Desliguei e fui para o quintal, ficar sob a árvore. Aproveitei e liguei meu aparelho de vinil que fica na área de serviço; ele não fala, apenas toca os LPs que coloco no prato giratório. Aproveitei o fluir da música e fiquei pensando em minha condição servil aos objetos que habitavam minha casa.

Foi aí então que entendi, num vislumbre, que nossa sociedade vai se tornando diabética, cardíaca, estressada, cancerígena, reumática, paranóica, obesa, obsessivamente crônica e outras pérolas mais, enquanto que os objetos que trabalhamos para comprar continuavam fortes e vigorosos, cheios de saúde. Eles podiam ser trocados. Eu não, eu não podia me trocar por outro eu. Seria bom se pudéssemos entrar numa mega loja, tipo casas Bahia, e sair de lá com a posse de um outro eu, mais novo, mais calibrado e pago a prestações.

O pesadelo aumentou quando fui “tomado por uma súbita emoção”: que não só os objetos, mas as casas, os prédios das Igrejas, do Governo, as fábricas, tudo era mantido com o nosso desgaste físico, — inclusive formas de pensar que mais fazem mal do que bem. O resumo da ópera era trágico: minha saúde, toda ela, era canalizada para manutenção de um mundo que parecia sem sentido.

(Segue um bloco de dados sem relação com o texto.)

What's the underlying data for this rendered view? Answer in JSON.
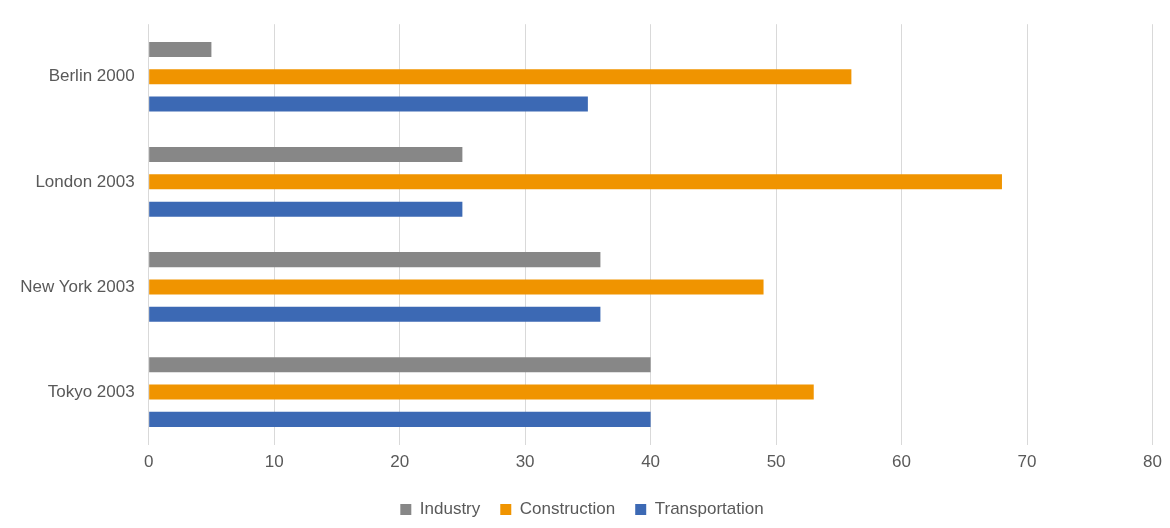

Quando estivermos mortos, todos de minha geração, e outros mais novos estiverem de pé sobre o planeta, os objetos que ajudei a construir e as formas de pensar que impulsionei, estarão vivos. Do meu corpo só restará o pó, mas as algemas que ajudei a construir - você também, caro leitor - estarão soltas pelo mundo, criando novos escravos e mais degradação do corpo humano.